A friendly reader asked me to explain why the Church has been fought so fiercely throughout her history even though she is the preacher of the Truth. He also wants to know why true Catholics, who do not compromise with present-day errors and remain faithful to the immutable teaching of Our Lord Jesus Christ are so relentlessly attacked.
It seems to me that the reader could have broadened the scope of his question even further. Persecutions against the Church and today’s true Catholics are historic prolongations of those carried out against Our Lord Jesus Christ. How to explain that the Man-God, who is the Truth, the Way and the Life was persecuted to the point of being crucified between two vulgar thieves?
This question was given a luminous answer by one of the greatest Church Doctors of all time, Saint Augustine, Bishop of Hyppo. To facilitate the readers’ understanding, I reproduce here, slightly adapted, the teaching of the great Doctor of the fourth and fifth centuries.
Commenting on the famous phrase of Terentius, “truth engenders hatred,” Saint Augustine asks himself how to explain such an illogical fact.
Indeed, he says, man naturally loves happiness. Now, happiness is the joy born of the truth.
Thus, it is an aberration for anyone to see the man who preaches truth in the name of God as an enemy.
Having thus enunciated the issue, the holy doctor goes on to explain it. Human nature has such a propensity to the truth that when man loves something contrary to the truth he still wants that something to be true. In so doing he falls into error by persuading himself of something which in reality is false.
Therefore, someone must open his eyes. Now then, since man does not allow anyone to show him that he was mistaken, for the same reason he tolerates no one to show him the error in which he finds himself.
And the Doctor of Hyppo notes: In so doing, some men hate the truth for the sake of that which they have taken as true! They love the light of truth but not being reprehended by it… They love it when it shows itself to them; they hate it when it makes them see who they are.
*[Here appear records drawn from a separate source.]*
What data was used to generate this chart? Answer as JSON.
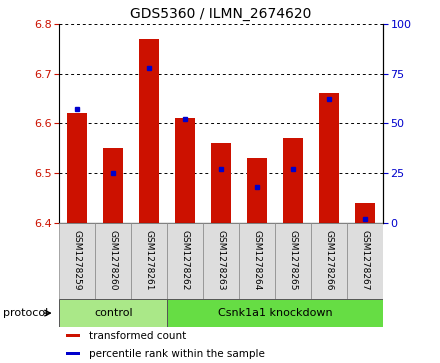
{
  "title": "GDS5360 / ILMN_2674620",
  "samples": [
    "GSM1278259",
    "GSM1278260",
    "GSM1278261",
    "GSM1278262",
    "GSM1278263",
    "GSM1278264",
    "GSM1278265",
    "GSM1278266",
    "GSM1278267"
  ],
  "transformed_counts": [
    6.62,
    6.55,
    6.77,
    6.61,
    6.56,
    6.53,
    6.57,
    6.66,
    6.44
  ],
  "percentile_ranks": [
    57,
    25,
    78,
    52,
    27,
    18,
    27,
    62,
    2
  ],
  "ylim_left": [
    6.4,
    6.8
  ],
  "ylim_right": [
    0,
    100
  ],
  "yticks_left": [
    6.4,
    6.5,
    6.6,
    6.7,
    6.8
  ],
  "yticks_right": [
    0,
    25,
    50,
    75,
    100
  ],
  "bar_color": "#cc1100",
  "dot_color": "#0000cc",
  "base_value": 6.4,
  "groups": [
    {
      "label": "control",
      "start": 0,
      "end": 3,
      "color": "#aae888"
    },
    {
      "label": "Csnk1a1 knockdown",
      "start": 3,
      "end": 9,
      "color": "#66dd44"
    }
  ],
  "protocol_label": "protocol",
  "legend_items": [
    {
      "label": "transformed count",
      "color": "#cc1100"
    },
    {
      "label": "percentile rank within the sample",
      "color": "#0000cc"
    }
  ],
  "tick_label_color_left": "#cc1100",
  "tick_label_color_right": "#0000cc",
  "cell_bg_color": "#dddddd",
  "cell_edge_color": "#888888"
}
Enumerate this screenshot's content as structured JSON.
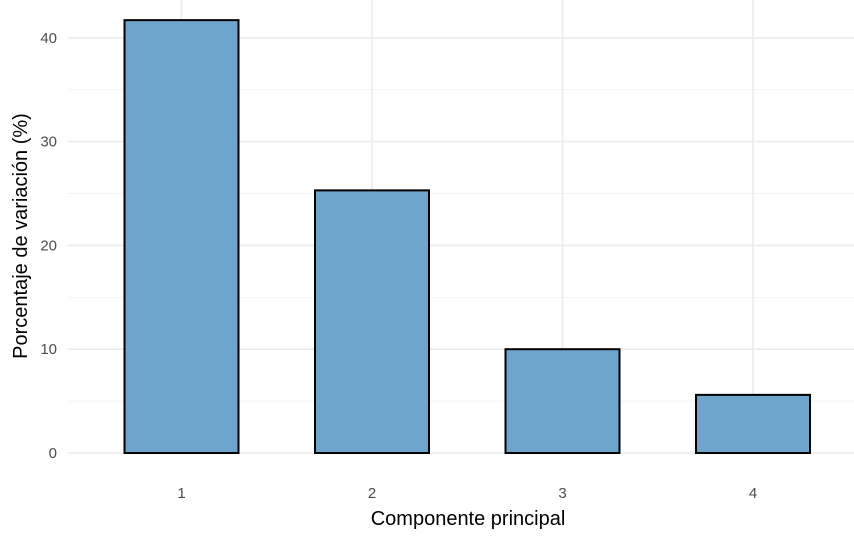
{
  "chart_data": {
    "type": "bar",
    "categories": [
      "1",
      "2",
      "3",
      "4"
    ],
    "values": [
      41.7,
      25.3,
      10.0,
      5.6
    ],
    "title": "",
    "xlabel": "Componente principal",
    "ylabel": "Porcentaje de variación (%)",
    "ylim": [
      0,
      43
    ],
    "yticks": [
      0,
      10,
      20,
      30,
      40
    ],
    "grid": true,
    "legend": "none",
    "colors": {
      "bar_fill": "#6ea5cc",
      "bar_outline": "#000000",
      "gridline": "#ebebeb",
      "tick_text": "#4d4d4d",
      "background": "#ffffff"
    }
  }
}
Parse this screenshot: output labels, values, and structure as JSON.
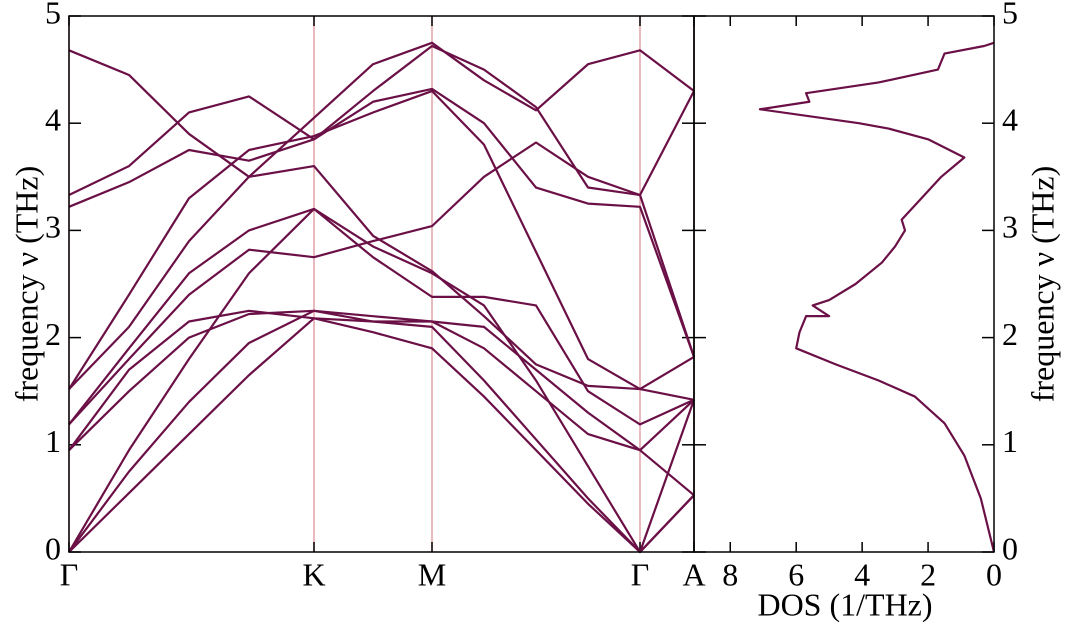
{
  "chart_data": [
    {
      "type": "line",
      "y_label": "frequency ν (THz)",
      "x": [
        0,
        0.6,
        1.2,
        1.8,
        2.45,
        3.04,
        3.63,
        4.15,
        4.67,
        5.19,
        5.71,
        6.25
      ],
      "xlim": [
        0,
        6.25
      ],
      "xticks": [
        {
          "value": 0,
          "label": "Γ"
        },
        {
          "value": 2.45,
          "label": "K"
        },
        {
          "value": 3.63,
          "label": "M"
        },
        {
          "value": 5.71,
          "label": "Γ"
        },
        {
          "value": 6.25,
          "label": "A"
        }
      ],
      "ylim": [
        0,
        5
      ],
      "yticks": [
        0,
        1,
        2,
        3,
        4,
        5
      ],
      "grid": true,
      "grid_color": "#e3a3a8",
      "color": "#6b1046",
      "series": [
        {
          "values": [
            0,
            0.55,
            1.1,
            1.65,
            2.18,
            2.05,
            1.9,
            1.45,
            0.95,
            0.45,
            0,
            0.53
          ]
        },
        {
          "values": [
            0,
            0.75,
            1.4,
            1.95,
            2.25,
            2.15,
            2.1,
            1.6,
            1.05,
            0.5,
            0,
            0.53
          ]
        },
        {
          "values": [
            0,
            0.95,
            1.8,
            2.6,
            3.2,
            2.85,
            2.6,
            2.3,
            1.6,
            0.8,
            0,
            1.42
          ]
        },
        {
          "values": [
            0.95,
            1.5,
            2.0,
            2.22,
            2.25,
            2.2,
            2.15,
            1.9,
            1.5,
            1.1,
            0.95,
            0.53
          ]
        },
        {
          "values": [
            0.95,
            1.7,
            2.15,
            2.25,
            2.18,
            2.15,
            2.15,
            2.1,
            1.7,
            1.3,
            0.95,
            1.42
          ]
        },
        {
          "values": [
            1.19,
            1.8,
            2.4,
            2.82,
            2.75,
            2.9,
            3.04,
            3.5,
            3.82,
            3.5,
            3.33,
            1.82
          ]
        },
        {
          "values": [
            1.19,
            1.9,
            2.6,
            3.0,
            3.2,
            2.75,
            2.38,
            2.38,
            2.3,
            1.5,
            1.19,
            1.42
          ]
        },
        {
          "values": [
            1.52,
            2.1,
            2.9,
            3.5,
            3.6,
            2.95,
            2.62,
            2.2,
            1.75,
            1.55,
            1.52,
            1.42
          ]
        },
        {
          "values": [
            1.52,
            2.4,
            3.3,
            3.75,
            3.88,
            4.1,
            4.3,
            3.8,
            2.8,
            1.8,
            1.52,
            1.82
          ]
        },
        {
          "values": [
            3.22,
            3.45,
            3.75,
            3.65,
            3.85,
            4.2,
            4.32,
            4.0,
            3.4,
            3.25,
            3.22,
            1.82
          ]
        },
        {
          "values": [
            3.33,
            3.6,
            4.1,
            4.25,
            3.85,
            4.3,
            4.72,
            4.5,
            4.15,
            3.4,
            3.33,
            4.3
          ]
        },
        {
          "values": [
            4.68,
            4.45,
            3.9,
            3.5,
            4.05,
            4.55,
            4.75,
            4.4,
            4.12,
            4.55,
            4.68,
            4.3
          ]
        }
      ]
    },
    {
      "type": "line",
      "x_label": "DOS (1/THz)",
      "y_label": "frequency ν (THz)",
      "x": [
        0,
        0.4,
        0.9,
        1.5,
        2.4,
        3.5,
        4.8,
        6,
        5.9,
        5.7,
        5,
        5.5,
        5,
        4.2,
        3.4,
        3,
        2.7,
        2.8,
        2.2,
        1.6,
        0.9,
        2,
        3.2,
        4.1,
        7.1,
        5.6,
        5.7,
        3.5,
        1.7,
        1.5,
        0.3,
        0
      ],
      "xlim": [
        9.1,
        0
      ],
      "xticks": [
        8,
        6,
        4,
        2,
        0
      ],
      "ylim": [
        0,
        5
      ],
      "yticks": [
        0,
        1,
        2,
        3,
        4,
        5
      ],
      "color": "#6b1046",
      "series": [
        {
          "values": [
            0,
            0.5,
            0.9,
            1.2,
            1.45,
            1.6,
            1.75,
            1.9,
            2.05,
            2.2,
            2.2,
            2.3,
            2.35,
            2.5,
            2.7,
            2.85,
            3.0,
            3.1,
            3.3,
            3.5,
            3.68,
            3.85,
            3.95,
            4.0,
            4.13,
            4.2,
            4.28,
            4.38,
            4.5,
            4.65,
            4.72,
            4.75
          ]
        }
      ]
    }
  ]
}
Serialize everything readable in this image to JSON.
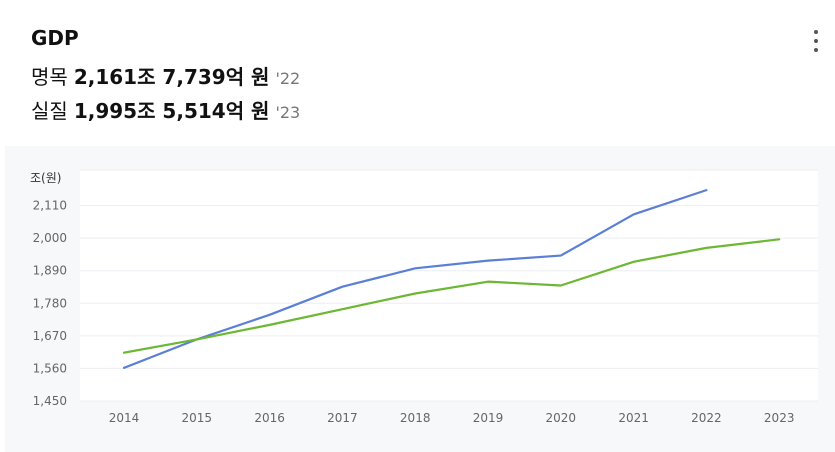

This is how such men are punished for their disloyalty: they do not want to be unveiled by it and nevertheless it blows their cover. And yet, it — the truth — remains hidden to their eyes. “This is precisely how the human heart is shaped. Blind and slothful, unworthy and dishonest, it hides while not allowing anything to be hidden from it. So it happens to be unable to flee from the eyes of the truth, but the truth flees from its eyes.” With these words, Saint Augustine concludes his masterly commentary.